LES EXPORTÉS, par Sonia Devillers (Flammarion, 2022)
Essai sur l’histoire de la famille maternelle de l’autrice, raconté de son point de vue de la petite fille, née en France de mère roumaine, avec ses souvenirs familiaux et ses recherches dans les archives roumaines déclassifiées. Elle y apprend que sa famille, bourgeoise à Bucarest, a été considérée comme ennemie du régime communiste car d’origine juive, et a été échangée contre des bestiaux par le gouvernement roumains… Les cinq membres de sa famille n’ont pas été les seuls à avoir fait partie de ce trafic d’êtres humains lors des années 1950 et 1960…

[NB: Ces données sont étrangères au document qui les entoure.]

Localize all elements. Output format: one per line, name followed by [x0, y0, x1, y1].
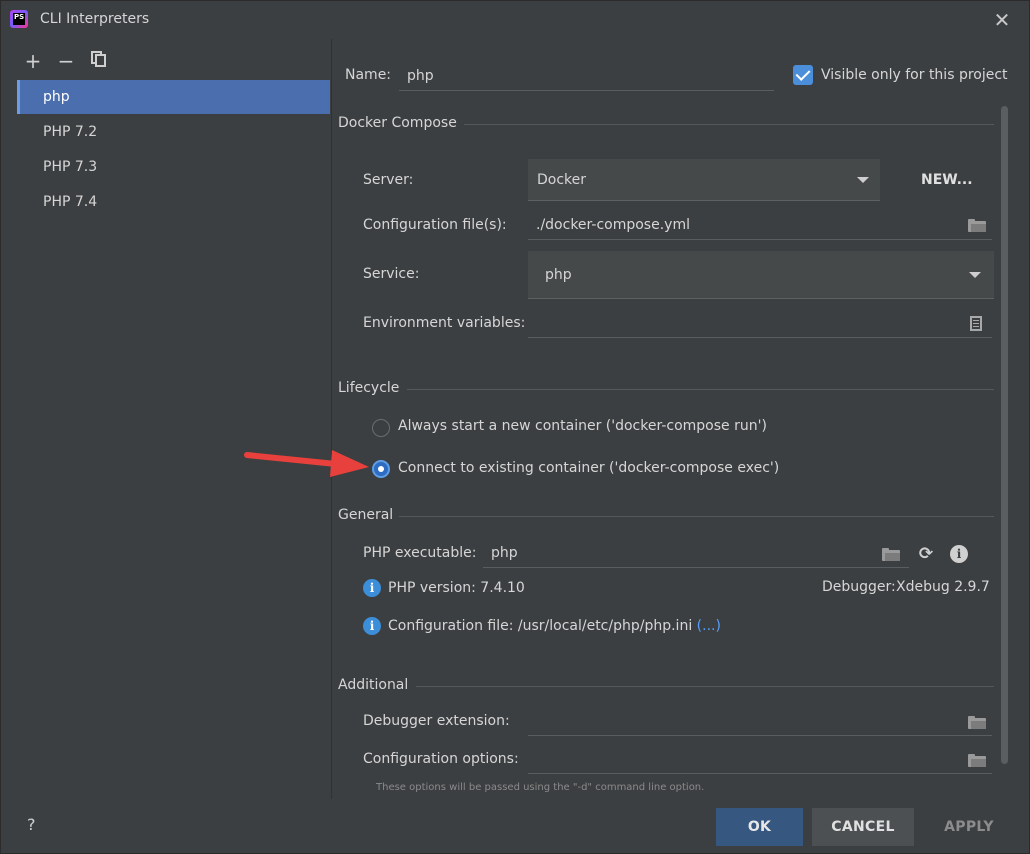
help-button[interactable]: ?: [27, 815, 36, 834]
refresh-icon[interactable]: ⟳: [917, 545, 935, 563]
folder-icon[interactable]: [968, 716, 986, 729]
window-title: CLI Interpreters: [40, 11, 150, 27]
vertical-scrollbar[interactable]: [1001, 106, 1008, 764]
php-executable-input[interactable]: php: [483, 538, 909, 568]
add-icon[interactable]: +: [21, 49, 45, 73]
server-value: Docker: [537, 172, 587, 188]
interpreter-toolbar: + −: [17, 49, 137, 73]
lifecycle-section-title: Lifecycle: [338, 380, 400, 396]
cancel-button[interactable]: CANCEL: [812, 808, 914, 846]
server-label: Server:: [363, 172, 414, 188]
config-file-text: Configuration file: /usr/local/etc/php/p…: [388, 618, 721, 634]
service-value: php: [545, 267, 572, 283]
info-icon: i: [363, 579, 381, 597]
section-divider: [464, 124, 994, 125]
red-arrow-annotation: [244, 450, 369, 477]
chevron-down-icon: [857, 177, 869, 183]
service-select[interactable]: php: [528, 251, 994, 299]
apply-button[interactable]: APPLY: [923, 808, 1015, 846]
info-icon: i: [363, 617, 381, 635]
info-icon[interactable]: i: [950, 545, 968, 563]
folder-icon[interactable]: [882, 548, 900, 561]
ok-button[interactable]: OK: [716, 808, 803, 846]
list-item-php[interactable]: php: [17, 80, 330, 114]
copy-icon[interactable]: [87, 49, 111, 73]
config-files-input[interactable]: ./docker-compose.yml: [528, 210, 992, 240]
connect-existing-container-label[interactable]: Connect to existing container ('docker-c…: [398, 460, 779, 476]
chevron-down-icon: [969, 272, 981, 278]
php-executable-label: PHP executable:: [363, 545, 477, 561]
php-version-text: PHP version: 7.4.10: [388, 580, 525, 596]
config-options-input[interactable]: [528, 744, 992, 774]
config-files-label: Configuration file(s):: [363, 217, 507, 233]
list-item-php73[interactable]: PHP 7.3: [17, 150, 330, 184]
folder-icon[interactable]: [968, 754, 986, 767]
title-bar: PS CLI Interpreters ✕: [1, 1, 1029, 39]
panel-divider: [331, 39, 332, 799]
list-item-php72[interactable]: PHP 7.2: [17, 115, 330, 149]
interpreter-list: php PHP 7.2 PHP 7.3 PHP 7.4: [17, 80, 330, 798]
docker-compose-section-title: Docker Compose: [338, 115, 457, 131]
always-new-container-radio[interactable]: [372, 419, 390, 437]
section-divider: [399, 516, 994, 517]
server-select[interactable]: Docker: [528, 159, 880, 201]
document-icon[interactable]: [970, 316, 982, 331]
env-vars-input[interactable]: [528, 308, 992, 338]
general-section-title: General: [338, 507, 394, 523]
debugger-extension-label: Debugger extension:: [363, 713, 510, 729]
list-item-php74[interactable]: PHP 7.4: [17, 185, 330, 219]
visible-only-label[interactable]: Visible only for this project: [821, 67, 1008, 83]
config-options-hint: These options will be passed using the "…: [376, 782, 705, 793]
service-label: Service:: [363, 266, 420, 282]
name-input[interactable]: php: [399, 61, 774, 91]
folder-icon[interactable]: [968, 219, 986, 232]
remove-icon[interactable]: −: [54, 49, 78, 73]
config-file-path: Configuration file: /usr/local/etc/php/p…: [388, 618, 693, 634]
additional-section-title: Additional: [338, 677, 409, 693]
visible-only-checkbox[interactable]: [793, 65, 813, 85]
close-icon[interactable]: ✕: [991, 9, 1013, 31]
section-divider: [407, 389, 994, 390]
debugger-label: Debugger:: [822, 579, 896, 595]
debugger-extension-input[interactable]: [528, 706, 992, 736]
debugger-value: Xdebug 2.9.7: [896, 579, 990, 595]
env-vars-label: Environment variables:: [363, 315, 526, 331]
connect-existing-container-radio[interactable]: [372, 460, 390, 478]
phpstorm-app-icon: PS: [10, 10, 28, 28]
cli-interpreters-dialog: PS CLI Interpreters ✕ + − php PHP 7.2 PH…: [0, 0, 1030, 854]
name-label: Name:: [345, 67, 392, 83]
always-new-container-label[interactable]: Always start a new container ('docker-co…: [398, 418, 767, 434]
section-divider: [416, 686, 994, 687]
config-file-link[interactable]: (...): [697, 618, 721, 634]
new-server-button[interactable]: NEW...: [921, 172, 973, 188]
config-options-label: Configuration options:: [363, 751, 519, 767]
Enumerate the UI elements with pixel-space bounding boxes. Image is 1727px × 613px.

Voici un récit emprunté à la bibliothèque, après l’avoir repéré à la radio (l’autrice est journaliste à France inter, et a donc fait le tour des émissions pour parler de son livre…). J’ai eu un peu de mal à accrocher au départ, certains passages étant particulièrement durs, sur les massacres de juifs pendant la seconde guerre mondiale, sur les échanges contre des bestiaux ou des machines-outils. Il y est aussi question de communisme, de politique générale (Ceaucescu est mentionné, tout comme le régime précédent qui a collaboré avec les nazis), de services secrets (la securitate et ses agents infiltrés partout), de l’origine de ses grands parents (Gabriela grand-mère de l’autrice d’origine juive et issue d’un milieu aisé, une famille d’intellectuels et de scientifiques roumains baignant dans un milieu culturel favorisé, et Harry le grand-père né aux Etats-Unis puis revenu au pays), ainsi que du changement de nom, roumanisé pour se fondre dans le pays des origines. Au début du texte, il y a pas mal de noms roumains, c’est vraiment l’inconnu pour moi qui ne connaît rien de ce pays d’Europe de l’est. La grande histoire se mêle à la petite, et l’autrice revient sur le début du 20e siècle et les changements liés à la guerre en Europe de l’est., avec un certain nombre de noms roumains totalement nouveaux pour moi… J’ai mis un peu de temps à accrocher au récit, mais au final, j’ai apprécié découvrir cette partie de l’histoire totalement oubliée… L’autrice, journaliste, retrace comment elle a remonté le fil de son histoire familiale, et même si cela a été compliqué par moment pour elle (ce qu’on peut tout à fait comprendre), elle parvient à montrer comment le gouvernement roumain a commis quelque chose que même les nazis n’avaient pas « réussi » à faire… J’ai été scotchée par certains passages…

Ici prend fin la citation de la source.